20 Betroffene gaben demnach an, dass die Beschwerden langfristig anhielten, mehr als drei Monate. 14 der 21 Angestellten waren zum Zeitpunkt der Untersuchung noch immer nicht voll arbeitsfähig. Die meisten (17) litten unter einer kognitiven Beeinträchtigung wie Gedächtnisproblemen, Konzentrationsschwierigkeiten oder dem Gefühl, geistig verlangsamt zu sein. 15 gaben an, unter Schwindel und Gleichgewichtsstörungen zu leiden.

Auch Schlafstörungen, Kopfschmerzen sowie Tinnitus und andere Probleme mit den Ohren wurden häufig genannt. Bei 18 Betroffenen konnten die Wissenschaftler objektive Beeinträchtigungen in einem oder mehreren der unterschiedlichen Bereiche feststellen. Die Aufnahmen des Gehirns waren weitgehend unauffällig.

Wenn einer dieser Patienten in einer Klinik für Gehirnverletzungen auftauchen würde, und der Arzt wüsste nichts über den Hintergrund, würde er von einem Schädel-Hirn-Traum ausgehen, ausgelöst durch einen Autounfall oder eine Explosion, erläutert Randel Swanson, einer der beteiligten Experten, in einem Artikel der JAMA-Wissenschaftsautorin Rita Rubin zur Studie. „Es ist wie eine Gehirnerschütterung ohne Erschütterung.“

Ursache unklar

Was die Beschwerden ausgelöst hat, war nicht Ziel der Untersuchung und ist weiter unklar.
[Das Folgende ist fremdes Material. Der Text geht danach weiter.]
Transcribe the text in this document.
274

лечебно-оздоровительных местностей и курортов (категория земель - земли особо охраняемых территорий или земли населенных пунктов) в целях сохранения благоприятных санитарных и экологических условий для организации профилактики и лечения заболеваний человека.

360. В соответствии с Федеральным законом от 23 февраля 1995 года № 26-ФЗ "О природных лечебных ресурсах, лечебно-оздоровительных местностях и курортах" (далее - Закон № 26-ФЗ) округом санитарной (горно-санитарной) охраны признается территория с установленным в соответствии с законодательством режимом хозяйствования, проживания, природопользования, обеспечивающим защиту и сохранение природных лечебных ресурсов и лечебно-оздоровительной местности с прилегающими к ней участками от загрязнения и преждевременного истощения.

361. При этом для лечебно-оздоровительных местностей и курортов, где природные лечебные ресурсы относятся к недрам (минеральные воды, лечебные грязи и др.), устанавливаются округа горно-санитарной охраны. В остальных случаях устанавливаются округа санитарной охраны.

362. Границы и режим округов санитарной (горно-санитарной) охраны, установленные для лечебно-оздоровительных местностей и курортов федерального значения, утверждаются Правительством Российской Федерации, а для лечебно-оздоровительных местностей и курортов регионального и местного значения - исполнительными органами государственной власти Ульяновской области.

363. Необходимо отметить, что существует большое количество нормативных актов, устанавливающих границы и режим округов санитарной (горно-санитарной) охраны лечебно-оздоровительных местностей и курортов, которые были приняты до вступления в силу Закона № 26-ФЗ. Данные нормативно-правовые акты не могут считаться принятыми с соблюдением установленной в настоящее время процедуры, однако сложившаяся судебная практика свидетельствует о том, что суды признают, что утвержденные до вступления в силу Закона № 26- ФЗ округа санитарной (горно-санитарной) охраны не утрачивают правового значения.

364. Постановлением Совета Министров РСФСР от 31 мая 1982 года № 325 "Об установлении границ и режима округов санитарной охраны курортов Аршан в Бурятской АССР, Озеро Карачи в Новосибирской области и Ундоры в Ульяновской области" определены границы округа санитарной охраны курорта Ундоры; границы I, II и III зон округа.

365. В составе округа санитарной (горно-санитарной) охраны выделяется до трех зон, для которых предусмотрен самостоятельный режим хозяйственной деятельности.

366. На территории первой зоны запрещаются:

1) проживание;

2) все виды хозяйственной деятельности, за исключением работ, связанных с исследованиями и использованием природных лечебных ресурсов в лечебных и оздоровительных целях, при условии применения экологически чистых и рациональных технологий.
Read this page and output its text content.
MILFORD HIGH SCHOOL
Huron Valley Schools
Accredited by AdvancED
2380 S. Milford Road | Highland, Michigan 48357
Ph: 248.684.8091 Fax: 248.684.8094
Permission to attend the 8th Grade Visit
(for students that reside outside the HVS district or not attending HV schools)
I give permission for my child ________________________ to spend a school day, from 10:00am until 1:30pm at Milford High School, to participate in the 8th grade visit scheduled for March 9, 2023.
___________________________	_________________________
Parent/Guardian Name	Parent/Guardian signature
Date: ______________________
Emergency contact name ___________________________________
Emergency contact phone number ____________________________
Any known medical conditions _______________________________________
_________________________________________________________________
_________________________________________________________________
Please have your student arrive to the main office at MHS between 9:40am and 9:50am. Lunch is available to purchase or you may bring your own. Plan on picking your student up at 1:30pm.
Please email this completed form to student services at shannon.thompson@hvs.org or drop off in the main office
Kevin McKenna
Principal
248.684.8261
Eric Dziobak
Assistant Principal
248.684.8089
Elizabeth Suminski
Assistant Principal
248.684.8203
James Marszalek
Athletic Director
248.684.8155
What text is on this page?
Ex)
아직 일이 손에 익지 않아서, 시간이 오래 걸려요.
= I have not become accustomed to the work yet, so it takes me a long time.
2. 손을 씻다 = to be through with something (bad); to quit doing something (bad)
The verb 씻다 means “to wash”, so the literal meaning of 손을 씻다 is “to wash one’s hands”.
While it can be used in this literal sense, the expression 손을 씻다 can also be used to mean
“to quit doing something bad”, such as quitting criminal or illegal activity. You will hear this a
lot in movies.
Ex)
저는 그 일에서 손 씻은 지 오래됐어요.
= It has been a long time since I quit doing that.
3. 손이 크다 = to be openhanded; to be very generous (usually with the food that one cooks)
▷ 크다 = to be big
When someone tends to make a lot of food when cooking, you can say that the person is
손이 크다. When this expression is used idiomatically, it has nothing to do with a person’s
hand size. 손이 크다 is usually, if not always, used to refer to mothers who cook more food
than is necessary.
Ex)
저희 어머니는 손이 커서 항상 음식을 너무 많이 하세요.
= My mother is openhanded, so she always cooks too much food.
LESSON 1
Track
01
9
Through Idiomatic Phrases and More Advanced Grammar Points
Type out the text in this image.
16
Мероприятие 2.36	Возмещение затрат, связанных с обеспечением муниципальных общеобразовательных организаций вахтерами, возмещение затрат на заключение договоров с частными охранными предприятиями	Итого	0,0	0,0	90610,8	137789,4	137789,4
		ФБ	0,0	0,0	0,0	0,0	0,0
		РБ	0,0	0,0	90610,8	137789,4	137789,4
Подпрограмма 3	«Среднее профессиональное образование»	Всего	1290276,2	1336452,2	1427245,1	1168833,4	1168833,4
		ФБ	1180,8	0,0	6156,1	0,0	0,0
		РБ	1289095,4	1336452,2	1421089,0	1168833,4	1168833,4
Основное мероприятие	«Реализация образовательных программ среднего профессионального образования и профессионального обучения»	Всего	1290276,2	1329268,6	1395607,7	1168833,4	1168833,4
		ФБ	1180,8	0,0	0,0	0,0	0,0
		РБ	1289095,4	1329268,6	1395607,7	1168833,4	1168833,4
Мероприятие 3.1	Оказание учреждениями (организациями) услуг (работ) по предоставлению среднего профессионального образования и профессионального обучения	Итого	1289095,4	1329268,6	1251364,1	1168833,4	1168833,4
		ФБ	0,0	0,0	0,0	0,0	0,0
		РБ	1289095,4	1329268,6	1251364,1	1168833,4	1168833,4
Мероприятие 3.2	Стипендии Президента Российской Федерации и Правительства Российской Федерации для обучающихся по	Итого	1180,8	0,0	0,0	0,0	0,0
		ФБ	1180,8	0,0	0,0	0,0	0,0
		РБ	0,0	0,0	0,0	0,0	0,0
Das Geräusch selbst halten die Experten aber als Ursache für unwahrscheinlich. „Wir denken, das hörbare Geräusch war eine Konsequenz der Exposition, denn hörbare Geräusche lösen nach allem, was man weiß, keine Hirnverletzungen aus“, erklärt Douglas Smith, ein weiterer Mediziner. Hinweise auf einen Virus oder eine chemische Attacke fanden die Wissenschaftler nicht.

Auch eine Art Massenhysterie halten die Forscher für unwahrscheinlich. Kubanische Experten, die Aufnahmen des Geräuschs gehört hatten, kamen zu dem Schluss, es könne sich um das Zirpen einer Grille handeln. Die amerikanischen Mediziner haben keine Anzeichen entdeckt, dass die Betroffenen simulieren - das sei bei einigen der Beschwerden auch gar nicht möglich. Sie hätten im Gegenteil großen Willen gezeigt, wieder zur Arbeit zurückzukehren und ihre Beschwerden loszuwerden.

Die Experten wollen in nächster Zeit weitere Untersuchungen vornehmen, um der rätselhaften Ursache der Beschwerden vielleicht doch noch auf die Spur zu kommen.